Chris Pronger is usually the kind of guy to give you a sarcastic remark in a post-game scrum.
Now that he’s out of action for the rest of the season thanks to severe post-concussion syndrome, he’s speaking up honestly about how he’s feeling in the wake of his brutal diagnosis.
“It is very, very tough right now. I don’t feel well and it hurts so much not to be playing.”
Knowing what’s ailing Pronger and seeing just this one, simple statement makes the whole situation that much more difficult to see. The problems Pronger had this year with taking a puck in the eye and his other assorted injuries on top of his concussion diagnosis makes a renowned villain into a sympathetic character.

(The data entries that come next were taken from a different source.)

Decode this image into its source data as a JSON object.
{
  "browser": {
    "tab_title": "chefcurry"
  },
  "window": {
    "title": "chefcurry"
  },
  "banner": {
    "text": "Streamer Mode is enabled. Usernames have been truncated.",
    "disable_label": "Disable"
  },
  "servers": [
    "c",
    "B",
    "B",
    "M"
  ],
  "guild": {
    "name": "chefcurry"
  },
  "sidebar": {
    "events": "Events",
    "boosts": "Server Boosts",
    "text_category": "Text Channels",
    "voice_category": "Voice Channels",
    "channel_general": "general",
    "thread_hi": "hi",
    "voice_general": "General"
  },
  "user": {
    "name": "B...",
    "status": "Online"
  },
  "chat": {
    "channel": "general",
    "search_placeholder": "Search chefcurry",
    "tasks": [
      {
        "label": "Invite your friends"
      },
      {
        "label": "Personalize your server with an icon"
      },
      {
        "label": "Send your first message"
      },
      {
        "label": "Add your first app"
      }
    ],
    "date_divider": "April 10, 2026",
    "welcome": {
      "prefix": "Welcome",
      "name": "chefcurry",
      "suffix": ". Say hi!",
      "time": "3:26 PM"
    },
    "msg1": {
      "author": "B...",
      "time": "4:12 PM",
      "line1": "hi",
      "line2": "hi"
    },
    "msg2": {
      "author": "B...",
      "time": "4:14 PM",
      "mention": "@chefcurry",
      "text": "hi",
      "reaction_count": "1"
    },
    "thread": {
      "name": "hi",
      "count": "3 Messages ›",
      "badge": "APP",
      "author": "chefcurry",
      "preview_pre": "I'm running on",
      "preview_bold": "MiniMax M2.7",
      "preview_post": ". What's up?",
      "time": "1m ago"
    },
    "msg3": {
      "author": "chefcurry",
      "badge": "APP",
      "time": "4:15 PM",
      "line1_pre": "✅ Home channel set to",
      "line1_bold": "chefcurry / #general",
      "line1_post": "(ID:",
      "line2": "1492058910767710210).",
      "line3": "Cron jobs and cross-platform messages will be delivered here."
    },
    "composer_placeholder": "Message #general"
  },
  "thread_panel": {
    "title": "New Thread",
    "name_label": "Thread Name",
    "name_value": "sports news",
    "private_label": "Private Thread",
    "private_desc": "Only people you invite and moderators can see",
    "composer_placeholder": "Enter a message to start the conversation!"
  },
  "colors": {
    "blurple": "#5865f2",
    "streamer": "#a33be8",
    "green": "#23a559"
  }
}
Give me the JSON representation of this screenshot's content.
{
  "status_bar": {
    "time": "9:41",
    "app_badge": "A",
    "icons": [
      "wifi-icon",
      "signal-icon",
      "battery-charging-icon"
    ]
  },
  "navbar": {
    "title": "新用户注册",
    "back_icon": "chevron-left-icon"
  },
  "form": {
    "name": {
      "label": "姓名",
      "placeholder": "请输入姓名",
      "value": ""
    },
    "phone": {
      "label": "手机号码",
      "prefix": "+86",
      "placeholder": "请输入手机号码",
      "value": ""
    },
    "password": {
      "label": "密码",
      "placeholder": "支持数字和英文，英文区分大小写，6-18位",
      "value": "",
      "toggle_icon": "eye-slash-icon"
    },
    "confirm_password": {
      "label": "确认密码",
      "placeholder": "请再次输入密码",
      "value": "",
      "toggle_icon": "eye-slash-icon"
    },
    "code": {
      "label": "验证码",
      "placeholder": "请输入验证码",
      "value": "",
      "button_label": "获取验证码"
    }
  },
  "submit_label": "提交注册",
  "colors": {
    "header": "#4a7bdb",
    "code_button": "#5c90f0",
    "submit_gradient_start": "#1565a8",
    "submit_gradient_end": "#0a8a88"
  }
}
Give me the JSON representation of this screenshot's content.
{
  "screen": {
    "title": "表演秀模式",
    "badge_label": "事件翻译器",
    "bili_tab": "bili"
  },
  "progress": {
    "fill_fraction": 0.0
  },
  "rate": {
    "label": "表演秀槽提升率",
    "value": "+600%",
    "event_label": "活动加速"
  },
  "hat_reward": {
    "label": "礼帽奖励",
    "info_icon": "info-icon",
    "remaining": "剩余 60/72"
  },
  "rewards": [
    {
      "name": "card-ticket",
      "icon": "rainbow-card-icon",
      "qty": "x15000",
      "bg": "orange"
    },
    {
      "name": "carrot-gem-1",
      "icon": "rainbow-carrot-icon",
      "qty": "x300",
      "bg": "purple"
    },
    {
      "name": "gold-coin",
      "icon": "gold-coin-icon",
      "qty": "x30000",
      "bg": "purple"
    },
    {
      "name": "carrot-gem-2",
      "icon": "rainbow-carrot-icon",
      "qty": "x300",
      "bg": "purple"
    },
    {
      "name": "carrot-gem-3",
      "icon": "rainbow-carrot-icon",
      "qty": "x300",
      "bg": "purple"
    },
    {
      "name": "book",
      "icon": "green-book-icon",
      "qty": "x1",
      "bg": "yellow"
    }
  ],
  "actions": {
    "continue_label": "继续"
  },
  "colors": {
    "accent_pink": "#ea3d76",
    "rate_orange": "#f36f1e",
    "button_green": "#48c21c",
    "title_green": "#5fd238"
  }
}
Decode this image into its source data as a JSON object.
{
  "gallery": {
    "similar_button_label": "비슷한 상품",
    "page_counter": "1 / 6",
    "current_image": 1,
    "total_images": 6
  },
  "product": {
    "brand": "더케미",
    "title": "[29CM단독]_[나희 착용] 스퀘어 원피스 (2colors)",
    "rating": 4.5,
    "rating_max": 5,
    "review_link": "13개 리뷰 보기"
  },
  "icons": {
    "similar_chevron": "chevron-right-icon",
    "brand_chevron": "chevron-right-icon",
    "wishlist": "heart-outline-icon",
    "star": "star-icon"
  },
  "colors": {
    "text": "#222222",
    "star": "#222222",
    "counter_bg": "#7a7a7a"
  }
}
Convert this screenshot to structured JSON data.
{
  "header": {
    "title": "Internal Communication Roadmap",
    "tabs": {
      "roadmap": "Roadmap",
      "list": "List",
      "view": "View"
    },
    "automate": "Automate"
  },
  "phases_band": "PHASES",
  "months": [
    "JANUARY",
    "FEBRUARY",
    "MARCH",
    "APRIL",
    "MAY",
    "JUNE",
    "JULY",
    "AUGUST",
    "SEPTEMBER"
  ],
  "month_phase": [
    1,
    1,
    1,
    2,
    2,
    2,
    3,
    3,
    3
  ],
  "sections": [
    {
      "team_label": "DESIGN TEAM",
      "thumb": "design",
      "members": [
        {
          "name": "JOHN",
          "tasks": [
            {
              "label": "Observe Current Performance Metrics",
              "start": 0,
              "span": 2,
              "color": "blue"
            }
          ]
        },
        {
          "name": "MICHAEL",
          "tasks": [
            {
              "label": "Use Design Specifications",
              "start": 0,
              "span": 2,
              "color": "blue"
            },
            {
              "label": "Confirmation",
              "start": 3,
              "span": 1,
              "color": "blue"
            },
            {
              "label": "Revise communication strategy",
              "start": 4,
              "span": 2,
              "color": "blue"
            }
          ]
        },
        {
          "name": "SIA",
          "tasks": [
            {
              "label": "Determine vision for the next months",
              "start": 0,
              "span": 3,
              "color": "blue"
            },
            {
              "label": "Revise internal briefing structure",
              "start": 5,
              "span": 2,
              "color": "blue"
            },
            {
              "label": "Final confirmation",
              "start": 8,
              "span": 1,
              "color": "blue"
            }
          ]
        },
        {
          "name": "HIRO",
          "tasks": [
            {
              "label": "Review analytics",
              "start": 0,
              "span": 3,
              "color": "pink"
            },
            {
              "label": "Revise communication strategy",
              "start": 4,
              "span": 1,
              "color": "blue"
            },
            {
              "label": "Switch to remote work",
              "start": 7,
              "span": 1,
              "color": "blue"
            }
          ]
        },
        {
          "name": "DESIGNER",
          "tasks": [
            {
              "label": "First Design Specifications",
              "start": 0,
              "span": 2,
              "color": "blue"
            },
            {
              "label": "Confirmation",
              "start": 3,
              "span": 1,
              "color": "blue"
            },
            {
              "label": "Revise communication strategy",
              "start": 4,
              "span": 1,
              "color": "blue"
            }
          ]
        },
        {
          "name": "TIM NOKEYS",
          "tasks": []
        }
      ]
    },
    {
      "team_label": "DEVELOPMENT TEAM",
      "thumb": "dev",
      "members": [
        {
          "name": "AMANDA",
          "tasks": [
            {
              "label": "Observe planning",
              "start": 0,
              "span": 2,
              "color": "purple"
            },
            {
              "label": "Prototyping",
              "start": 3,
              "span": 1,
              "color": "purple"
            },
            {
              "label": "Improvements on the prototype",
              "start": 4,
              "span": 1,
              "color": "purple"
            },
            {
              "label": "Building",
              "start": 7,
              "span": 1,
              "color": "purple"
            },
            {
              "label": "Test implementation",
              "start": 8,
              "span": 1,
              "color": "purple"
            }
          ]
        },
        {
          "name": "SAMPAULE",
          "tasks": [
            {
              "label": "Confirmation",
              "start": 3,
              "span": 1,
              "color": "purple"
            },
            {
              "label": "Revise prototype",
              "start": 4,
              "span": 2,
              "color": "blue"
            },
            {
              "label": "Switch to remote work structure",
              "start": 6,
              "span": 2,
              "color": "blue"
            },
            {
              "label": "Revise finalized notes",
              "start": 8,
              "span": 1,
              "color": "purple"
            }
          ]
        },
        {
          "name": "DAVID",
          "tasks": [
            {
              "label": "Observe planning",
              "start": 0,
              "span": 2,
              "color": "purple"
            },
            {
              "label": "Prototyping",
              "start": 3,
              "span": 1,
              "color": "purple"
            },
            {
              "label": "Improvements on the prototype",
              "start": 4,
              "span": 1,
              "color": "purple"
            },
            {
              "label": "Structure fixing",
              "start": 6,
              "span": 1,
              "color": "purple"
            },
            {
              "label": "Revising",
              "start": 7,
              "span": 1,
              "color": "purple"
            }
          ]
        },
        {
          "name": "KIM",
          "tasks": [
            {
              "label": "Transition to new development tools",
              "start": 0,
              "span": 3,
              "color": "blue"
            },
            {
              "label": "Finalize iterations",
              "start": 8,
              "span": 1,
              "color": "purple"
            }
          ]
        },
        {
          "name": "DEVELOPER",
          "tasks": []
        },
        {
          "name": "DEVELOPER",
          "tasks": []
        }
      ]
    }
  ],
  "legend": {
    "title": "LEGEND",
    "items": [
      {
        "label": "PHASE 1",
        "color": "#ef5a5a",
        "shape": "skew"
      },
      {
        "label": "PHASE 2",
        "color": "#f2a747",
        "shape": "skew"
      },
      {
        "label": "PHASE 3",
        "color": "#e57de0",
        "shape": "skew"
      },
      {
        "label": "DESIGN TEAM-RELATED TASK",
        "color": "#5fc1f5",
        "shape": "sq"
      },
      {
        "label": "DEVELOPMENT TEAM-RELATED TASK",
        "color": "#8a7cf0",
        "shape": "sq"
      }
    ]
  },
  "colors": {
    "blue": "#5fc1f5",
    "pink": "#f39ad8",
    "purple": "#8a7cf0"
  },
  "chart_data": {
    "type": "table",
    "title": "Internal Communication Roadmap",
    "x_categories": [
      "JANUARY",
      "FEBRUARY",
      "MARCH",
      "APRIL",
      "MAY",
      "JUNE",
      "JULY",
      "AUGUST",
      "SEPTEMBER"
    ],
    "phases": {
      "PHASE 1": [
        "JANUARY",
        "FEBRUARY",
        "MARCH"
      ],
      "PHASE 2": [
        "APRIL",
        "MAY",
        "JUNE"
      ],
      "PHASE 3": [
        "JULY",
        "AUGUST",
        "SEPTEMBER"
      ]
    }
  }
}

The ramifications of Chris Pronger being knocked out of action for the season and playoffs with severe post-concussion syndrome for Philadelphia are many. The effect it could have on GM Paul Holmgren and how the team can budget their payroll, however, is massive.
Pronger’s contract is a 35-and-over deal that comes with a cap hit of $4.9 million for the next five seasons. That means his cap hit isn’t going anywhere whether Pronger is playing or not. If Pronger is forced to retire from his ailment or if he takes his time and returns next season or the season after, that cap hit is there no matter what.
What can the Flyers do about that? They don’t have many options, but as Bob McKenzie said on TSN’s Insider Trading last night, Philadelphia could follow in the Boston Bruins’ footsteps in how they’ve handled Marc Savard’s post-concussion absence.
Rather than seeing Pronger retire and leave a cap hit the team can’t do anything about, they can keep him on the roster and put him on LTIR to free up his cap hit to make use of. Savard doesn’t have a 35+ contract, but the Bruins are able to use LTIR to their advantage and not have to worry about Savard’s contract to make a move when needed thanks to it
It might seem like a sneaky way of getting around a rule that was meant to ward teams off from giving older players long contracts, but loopholes were meant for exploiting. After all, they’ve been using this move already in handling Ian Laperriere’s extended absence, and using it for Pronger would make too much sense.